Namun perlahan, pantulan di cermin itu mulai berubah. Ia melihat bayangan dirinya dengan senyum sinis, mata yang terlalu tajam, kulit yang terlalu mulus. Bukan lagi cerminan, melainkan bayang gelap yang tumbuh dari dalam dirinya.
Iri itu menjalar diam-diam, hingga suatu malam rasa itu meledak. Ia mengikuti perempuan itu—yang kini menjadi pusat perhatian—sampai ke gang sempit di belakang gedung tua. Hujan turun pelan, seperti malam ketika ia membeli cermin.
Cermin di tangannya bergetar. Getaran yang menyerupai bisikan.
“Dengan sedikit luka di wajahnya… kau akan kembali menjadi pusat dunia.”
Tangannya gemetar. Dalam pantulan cermin, ia melihat dirinya tersenyum lebar, senyum yang tak lagi ia kenali sebagai miliknya.
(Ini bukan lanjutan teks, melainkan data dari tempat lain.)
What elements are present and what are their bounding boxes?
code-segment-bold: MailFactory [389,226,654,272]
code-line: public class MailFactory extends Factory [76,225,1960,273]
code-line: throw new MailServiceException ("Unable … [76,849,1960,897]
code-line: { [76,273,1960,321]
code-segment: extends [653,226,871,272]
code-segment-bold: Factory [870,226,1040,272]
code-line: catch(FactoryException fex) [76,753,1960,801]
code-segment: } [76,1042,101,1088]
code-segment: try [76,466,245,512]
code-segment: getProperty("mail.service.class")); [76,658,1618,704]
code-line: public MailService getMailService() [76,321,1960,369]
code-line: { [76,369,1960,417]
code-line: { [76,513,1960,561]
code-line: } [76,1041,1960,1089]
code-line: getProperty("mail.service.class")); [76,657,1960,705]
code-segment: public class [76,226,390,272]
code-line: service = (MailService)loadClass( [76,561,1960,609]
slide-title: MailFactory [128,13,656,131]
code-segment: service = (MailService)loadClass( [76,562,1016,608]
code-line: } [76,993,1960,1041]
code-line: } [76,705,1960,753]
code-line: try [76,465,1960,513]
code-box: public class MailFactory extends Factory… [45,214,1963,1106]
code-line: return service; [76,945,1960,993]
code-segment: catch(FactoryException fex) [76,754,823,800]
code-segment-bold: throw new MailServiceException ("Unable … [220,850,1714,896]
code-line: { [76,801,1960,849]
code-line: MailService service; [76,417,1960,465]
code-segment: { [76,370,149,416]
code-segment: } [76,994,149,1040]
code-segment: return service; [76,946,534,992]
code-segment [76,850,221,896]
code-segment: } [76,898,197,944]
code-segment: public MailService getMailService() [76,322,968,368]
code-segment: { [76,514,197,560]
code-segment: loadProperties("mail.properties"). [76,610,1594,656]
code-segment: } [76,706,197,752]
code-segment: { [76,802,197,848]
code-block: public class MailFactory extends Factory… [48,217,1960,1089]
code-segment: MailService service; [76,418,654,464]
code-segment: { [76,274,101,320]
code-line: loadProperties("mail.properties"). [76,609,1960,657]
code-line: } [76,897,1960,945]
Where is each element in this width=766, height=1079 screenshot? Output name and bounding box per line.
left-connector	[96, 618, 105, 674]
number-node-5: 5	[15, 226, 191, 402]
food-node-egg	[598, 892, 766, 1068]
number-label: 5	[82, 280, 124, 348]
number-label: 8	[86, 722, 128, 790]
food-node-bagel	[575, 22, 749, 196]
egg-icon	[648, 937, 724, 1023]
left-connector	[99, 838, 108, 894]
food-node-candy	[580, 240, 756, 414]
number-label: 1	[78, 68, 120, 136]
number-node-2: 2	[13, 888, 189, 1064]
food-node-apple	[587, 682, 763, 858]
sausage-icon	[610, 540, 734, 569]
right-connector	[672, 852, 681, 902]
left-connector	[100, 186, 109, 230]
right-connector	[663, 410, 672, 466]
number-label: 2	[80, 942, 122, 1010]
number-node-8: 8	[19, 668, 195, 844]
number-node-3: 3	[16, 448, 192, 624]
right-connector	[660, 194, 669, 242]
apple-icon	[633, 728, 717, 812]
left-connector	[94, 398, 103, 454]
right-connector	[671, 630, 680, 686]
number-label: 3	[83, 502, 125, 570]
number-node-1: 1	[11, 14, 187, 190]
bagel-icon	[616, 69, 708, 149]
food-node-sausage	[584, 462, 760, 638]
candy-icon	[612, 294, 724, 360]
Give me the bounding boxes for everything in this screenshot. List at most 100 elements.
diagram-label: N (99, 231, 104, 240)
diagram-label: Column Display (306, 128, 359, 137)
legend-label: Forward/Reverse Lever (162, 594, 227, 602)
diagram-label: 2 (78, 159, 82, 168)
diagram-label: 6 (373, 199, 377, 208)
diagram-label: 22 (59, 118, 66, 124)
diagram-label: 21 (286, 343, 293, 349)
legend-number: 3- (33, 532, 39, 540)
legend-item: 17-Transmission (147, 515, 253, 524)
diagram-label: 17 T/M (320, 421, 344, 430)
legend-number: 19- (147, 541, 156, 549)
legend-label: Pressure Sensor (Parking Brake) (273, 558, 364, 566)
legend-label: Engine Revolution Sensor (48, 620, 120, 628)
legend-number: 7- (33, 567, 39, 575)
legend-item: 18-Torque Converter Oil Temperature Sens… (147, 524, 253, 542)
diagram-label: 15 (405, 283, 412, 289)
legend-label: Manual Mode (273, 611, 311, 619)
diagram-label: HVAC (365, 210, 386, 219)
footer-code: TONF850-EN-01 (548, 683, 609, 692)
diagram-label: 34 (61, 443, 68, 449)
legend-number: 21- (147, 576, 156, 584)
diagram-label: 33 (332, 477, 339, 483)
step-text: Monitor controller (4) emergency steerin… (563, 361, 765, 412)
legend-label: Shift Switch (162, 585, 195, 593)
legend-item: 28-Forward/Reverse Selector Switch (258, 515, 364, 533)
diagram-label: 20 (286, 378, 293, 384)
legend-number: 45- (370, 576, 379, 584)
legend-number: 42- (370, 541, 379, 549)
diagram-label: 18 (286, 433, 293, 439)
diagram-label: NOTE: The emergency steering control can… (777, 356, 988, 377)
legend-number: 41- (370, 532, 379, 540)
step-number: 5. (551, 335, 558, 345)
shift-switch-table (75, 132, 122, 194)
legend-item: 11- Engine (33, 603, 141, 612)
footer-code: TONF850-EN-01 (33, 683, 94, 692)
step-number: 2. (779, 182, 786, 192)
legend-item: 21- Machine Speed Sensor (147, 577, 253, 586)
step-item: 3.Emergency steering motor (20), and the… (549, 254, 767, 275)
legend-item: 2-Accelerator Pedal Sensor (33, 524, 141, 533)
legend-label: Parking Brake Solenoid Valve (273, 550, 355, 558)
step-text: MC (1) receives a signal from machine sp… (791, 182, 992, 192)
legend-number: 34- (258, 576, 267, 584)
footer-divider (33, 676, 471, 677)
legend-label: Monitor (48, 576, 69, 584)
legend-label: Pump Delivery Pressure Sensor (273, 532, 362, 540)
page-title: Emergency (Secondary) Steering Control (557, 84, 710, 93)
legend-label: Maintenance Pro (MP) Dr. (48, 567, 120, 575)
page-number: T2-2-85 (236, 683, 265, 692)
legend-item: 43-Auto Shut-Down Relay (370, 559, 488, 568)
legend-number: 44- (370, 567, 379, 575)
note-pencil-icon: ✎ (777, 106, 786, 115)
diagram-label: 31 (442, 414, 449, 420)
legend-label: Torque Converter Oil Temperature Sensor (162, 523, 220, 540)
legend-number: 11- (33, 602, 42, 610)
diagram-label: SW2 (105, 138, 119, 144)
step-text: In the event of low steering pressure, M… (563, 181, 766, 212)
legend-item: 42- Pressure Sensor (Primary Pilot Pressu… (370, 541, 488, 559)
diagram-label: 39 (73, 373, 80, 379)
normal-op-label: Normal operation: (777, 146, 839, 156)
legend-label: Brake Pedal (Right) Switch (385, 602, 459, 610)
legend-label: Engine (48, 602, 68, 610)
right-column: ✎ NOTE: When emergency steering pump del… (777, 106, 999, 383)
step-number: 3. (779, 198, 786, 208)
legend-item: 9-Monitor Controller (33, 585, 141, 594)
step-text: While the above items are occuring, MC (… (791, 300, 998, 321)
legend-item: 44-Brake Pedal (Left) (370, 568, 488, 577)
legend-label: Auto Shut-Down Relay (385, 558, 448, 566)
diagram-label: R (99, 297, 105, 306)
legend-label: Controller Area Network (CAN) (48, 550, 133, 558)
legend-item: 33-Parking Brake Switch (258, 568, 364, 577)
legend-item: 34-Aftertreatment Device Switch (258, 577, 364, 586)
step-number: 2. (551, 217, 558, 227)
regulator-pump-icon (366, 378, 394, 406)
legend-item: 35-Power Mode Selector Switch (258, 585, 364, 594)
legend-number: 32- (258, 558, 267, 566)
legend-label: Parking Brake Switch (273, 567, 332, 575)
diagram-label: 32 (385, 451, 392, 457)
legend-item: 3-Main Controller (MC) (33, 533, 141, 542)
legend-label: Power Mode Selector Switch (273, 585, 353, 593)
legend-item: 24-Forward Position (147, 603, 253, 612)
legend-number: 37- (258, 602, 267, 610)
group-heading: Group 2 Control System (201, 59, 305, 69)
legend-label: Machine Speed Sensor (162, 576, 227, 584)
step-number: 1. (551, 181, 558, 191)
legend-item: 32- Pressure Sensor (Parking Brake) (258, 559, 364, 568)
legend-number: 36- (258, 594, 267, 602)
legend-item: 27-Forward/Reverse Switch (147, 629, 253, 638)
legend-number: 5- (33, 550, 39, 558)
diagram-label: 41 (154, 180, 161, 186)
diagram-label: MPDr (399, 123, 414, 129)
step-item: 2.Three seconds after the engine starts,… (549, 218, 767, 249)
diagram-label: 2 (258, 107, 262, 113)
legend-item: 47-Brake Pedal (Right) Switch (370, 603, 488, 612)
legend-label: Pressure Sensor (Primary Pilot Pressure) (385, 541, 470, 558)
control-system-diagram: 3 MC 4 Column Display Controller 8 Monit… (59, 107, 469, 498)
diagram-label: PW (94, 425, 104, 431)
Namun, tepat saat langkahnya hendak maju, suara Nyonya Delphi kembali menggaung dalam ingatan:
“Cermin itu akan menunjukkan siapa dirimu sebenarnya.”
Dan untuk pertama kalinya, Adra merasa takut. Bukan pada cermin, bukan pada bayangan itu, melainkan pada dirinya sendiri.
Ia melempar cermin itu ke dinding gang. Retakan menjalar seperti akar tua, memecah wajah yang terpampang di permukaannya. Untuk pertama kalinya dalam hidupnya, Adra berjalan pulang tanpa menoleh. Tanpa senyum. Tanpa sorotan mata yang memuja.
Hanya langkah berat seorang lelaki yang akhirnya berani menatap dirinya tanpa topeng.
Di balik bayang toko Antik Agni, Nyonya Delphi berdiri diam. Matanya memandangi pecahan cermin yang mulai menghilang ditelan gelap malam.
Kristal hati pertama… telah gagal menguasai pemiliknya.
Tapi masih ada yang lain. Dan tidak semuanya sekuat Adra.